India turns to AI in ‘a special effort’ to capture its 121 languages
- Few of India’s many languages are covered by natural language processing, the branch of AI that enables computers to understand text and spoken words
- Hundreds of millions of Indians are thus excluded from useful information and many economic opportunities. Governments and start-ups are trying to bridge this gap
For a few weeks this year, villagers in the southwestern Indian state of Karnataka read out dozens of sentences in their native Kannada language into an app as part of a project to build the country’s first AI-based chatbot for Tuberculosis.

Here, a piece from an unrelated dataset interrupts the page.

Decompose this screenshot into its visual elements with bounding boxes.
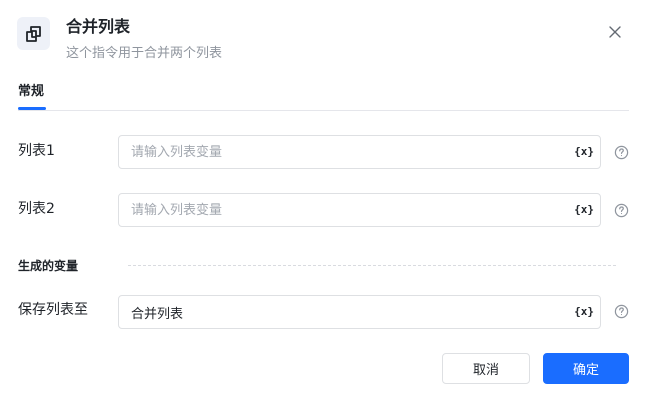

But few of these languages are covered by natural language processing (NLP), the branch of artificial intelligence that enables computers to understand text and spoken words.
Hundreds of millions of Indians are thus excluded from useful information and many economic opportunities.
“For AI tools to work for everyone, they need to also cater to people who don’t speak English or French or Spanish,” said Kalika Bali, principal researcher at Microsoft Research India. “But if we had to collect as much data in Indian languages as went into a large language model like GPT, we’d be waiting another 10 years. So what we can do is create layers on top of generative AI models such as ChatGPT or Llama.”
The villagers in Karnataka are among thousands of speakers of different Indian languages generating speech data for tech firm Karya, which is building data sets for firms such as Microsoft and Google to use in AI models for education, healthcare and other services.